Programming lesson
WiFi Retransmission Analysis & Machine Learning: A Hands-On Guide for COMP4336
Learn how to collect WiFi traffic data, analyze retransmissions, and apply machine learning to predict packet retransmissions in this COMP4336 project tutorial.
Introduction: Why WiFi Retransmissions Matter in 2026
With the explosion of IoT devices, 5G offloading, and hybrid work, WiFi networks are more congested than ever. In May 2026, a typical university library might host hundreds of devices streaming lectures, gaming, or running AI assistants. Retransmissions—when a packet fails and must be resent—are a silent killer of network performance. This tutorial guides you through the COMP4336 project: collecting real WiFi data, analyzing retransmission impact, and building machine learning models to predict retransmissions. You'll gain skills directly applicable to network engineering, cybersecurity, or R&D roles.
1. Data Collection: Capturing Real-World WiFi Traffic
Choosing the Right Locations
As the assignment specifies, select crowded areas with high AP density—think libraries, CSE buildings, or busy cafes. In 2026, many campuses have 'smart' zones where hundreds of devices compete. Capture data at different times (e.g., 10 AM vs 3 PM) and across multiple days to ensure diversity.
Using Wireshark Effectively
Launch Wireshark in monitor mode (if supported) to capture 802.11 frames. Filter for retransmissions using wlan.fc.retry == 1. Save captures in pcapng format. Aim for at least 100,000 packets to ensure statistical validity for ML training. Pro tip: Avoid capturing in low-traffic periods—you need collisions to study retransmissions.
2. Performance Analysis: Quantifying the Damage
Retransmission Distribution
After capture, use Python to parse the pcap. Count how many times each packet is retransmitted. Plot a bar chart: x-axis = number of retransmissions (1,2,3...), y-axis = count. Typically, you'll see an exponential decay—most packets are retransmitted once, few twice, etc. This visualization reveals the severity of congestion.
Latency, Throughput, and Efficiency
Pick the most congested network (MAC address with highest retransmission rate). For latency, pair data packets with their ACK frames (using sequence numbers) and compute timestamp differences.
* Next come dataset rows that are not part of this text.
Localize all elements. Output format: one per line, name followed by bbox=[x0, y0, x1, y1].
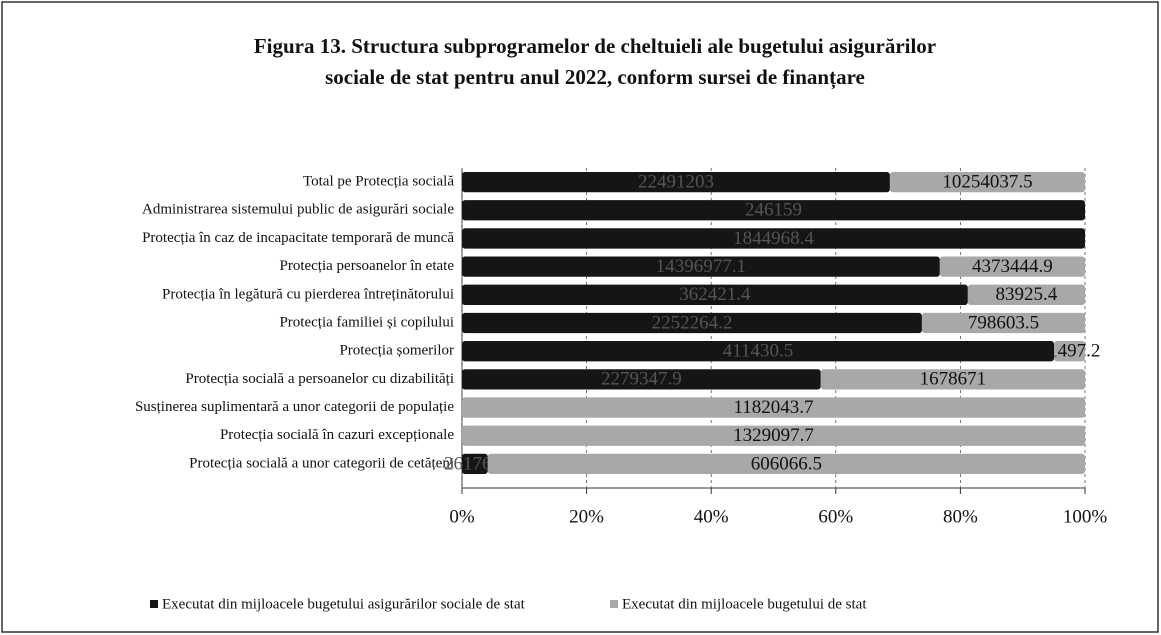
bar-segment bbox=[462, 453, 488, 475]
data-label: 1182043.7 bbox=[733, 397, 813, 418]
x-tick-label: 100% bbox=[1063, 506, 1108, 527]
bar-segment bbox=[939, 256, 1085, 277]
bar-segment bbox=[1054, 341, 1085, 362]
data-label: 246159 bbox=[745, 200, 802, 221]
chart-title: Figura 13. Structura subprogramelor de c… bbox=[254, 34, 936, 58]
y-tick-label: Protecția șomerilor bbox=[339, 343, 454, 359]
bar-segment bbox=[820, 369, 1085, 390]
data-label: 798603.5 bbox=[968, 312, 1039, 333]
y-tick-label: Protecția persoanelor în etate bbox=[279, 258, 454, 274]
data-label: 362421.4 bbox=[679, 284, 751, 305]
y-tick-label: Administrarea sistemului public de asigu… bbox=[142, 202, 454, 218]
y-tick-label: Protecția în legătură cu pierderea între… bbox=[162, 286, 454, 302]
bar-segment bbox=[462, 341, 1055, 362]
bar-segment bbox=[462, 369, 821, 390]
data-label: 22491203 bbox=[638, 171, 714, 192]
y-tick-label: Protecția socială în cazuri excepționale bbox=[220, 427, 454, 443]
bar-segment bbox=[462, 284, 968, 305]
bar-segment bbox=[462, 397, 1085, 418]
bar-segment bbox=[462, 256, 940, 277]
data-label: 4373444.9 bbox=[972, 256, 1053, 277]
data-label: 10254037.5 bbox=[942, 171, 1032, 192]
y-tick-label: Protecția în caz de incapacitate tempora… bbox=[142, 230, 454, 246]
chart-title: sociale de stat pentru anul 2022, confor… bbox=[325, 65, 865, 90]
x-tick-label: 20% bbox=[569, 506, 604, 527]
y-tick-label: Protecția socială a persoanelor cu dizab… bbox=[185, 371, 454, 387]
data-label: 1678671 bbox=[920, 369, 987, 390]
bar-segment bbox=[462, 228, 1085, 249]
bar-segment bbox=[921, 312, 1085, 334]
data-label: 1329097.7 bbox=[733, 425, 814, 446]
y-tick-label: Protecția socială a unor categorii de ce… bbox=[189, 455, 454, 471]
legend-swatch bbox=[610, 600, 618, 608]
legend-swatch bbox=[150, 600, 158, 608]
x-tick-label: 40% bbox=[694, 506, 729, 527]
legend-label: Executat din mijloacele bugetului de sta… bbox=[622, 596, 867, 612]
x-tick-label: 0% bbox=[449, 506, 475, 527]
y-tick-label: Protecția familiei și copilului bbox=[279, 314, 454, 330]
data-label: 1844968.4 bbox=[733, 228, 814, 249]
bar-segment bbox=[462, 425, 1085, 446]
bar-segment bbox=[462, 200, 1085, 221]
data-label: 606066.5 bbox=[751, 453, 822, 474]
data-label: 14396977.1 bbox=[656, 256, 746, 277]
data-label: 411430.5 bbox=[723, 341, 794, 362]
y-tick-label: Total pe Protecția socială bbox=[303, 174, 454, 190]
x-tick-label: 80% bbox=[943, 506, 978, 527]
data-label: 2279347.9 bbox=[601, 369, 682, 390]
y-tick-label: Susținerea suplimentară a unor categorii… bbox=[135, 399, 454, 415]
bar-segment bbox=[487, 453, 1085, 475]
bar-segment bbox=[889, 171, 1085, 193]
legend-label: Executat din mijloacele bugetului asigur… bbox=[162, 596, 526, 612]
bar-segment bbox=[462, 171, 890, 193]
bar-segment bbox=[967, 284, 1085, 305]
x-tick-label: 60% bbox=[818, 506, 853, 527]
data-label: 2252264.2 bbox=[652, 312, 733, 333]
data-label: 21497.2 bbox=[1039, 341, 1101, 362]
data-label: 83925.4 bbox=[996, 284, 1058, 305]
bar-segment bbox=[462, 312, 922, 334]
For throughput, sum data bytes over capture duration. For efficiency, divide useful data by total bytes (including retransmissions). Plot these metrics against retransmission frequency to see correlations. For example, as retransmissions increase, latency spikes and throughput plummets—like a popular AI app slowing down during peak usage.
3. Machine Learning Evaluation: Predicting Retransmissions
Feature Extraction
Extract features from each packet: signal strength (dBm), packet size (bytes), channel utilization (percentage of time channel busy), data rate, and time since last retransmission. You can compute channel utilization by analyzing beacon frames. Store features in a DataFrame with a binary label: 1 if retransmitted, 0 otherwise.
Model Training
Split data 80/20 train/test. Train three models: k-Nearest Neighbors (k=5), Random Forest (100 trees), and SVM (RBF kernel). Use scikit-learn's train_test_split and accuracy_score. Expected accuracy: Random Forest often performs best (85-90%) because it handles mixed features well. Example code snippet:
from sklearn.ensemble import RandomForestClassifier
from sklearn.metrics import accuracy_score
model = RandomForestClassifier(n_estimators=100)
model.fit(X_train, y_train)
preds = model.predict(X_test)
print(accuracy_score(y_test, preds))Model Interpretation
Use feature importance from Random Forest to see which factors matter most. Typically, signal strength and channel utilization are top predictors—weak signal and busy channels lead to retransmissions. This insight suggests protocol enhancements: adaptive rate control or channel selection. For instance, modern WiFi 7 (802.11be) uses multi-link operation to avoid congested channels—a real-world application of your findings.
4. Protocol Enhancement: Thinking Beyond the Data
Based on your analysis, propose a small protocol tweak. Example: a 'retransmission-aware' backoff algorithm that increases contention window more aggressively when retransmissions are high. This could reduce collisions in dense environments. Connect this to trends like smart stadiums or AI-driven network optimization used by major tech companies.
Conclusion
This COMP4336 project bridges data collection, performance analysis, and ML. By understanding retransmissions, you're not just completing an assignment—you're building skills for real-world network challenges. Whether you're debugging a smart home network or designing 6G systems, these techniques are foundational. Good luck, and remember: don't share your solution publicly; instead, use this guide to structure your own original work.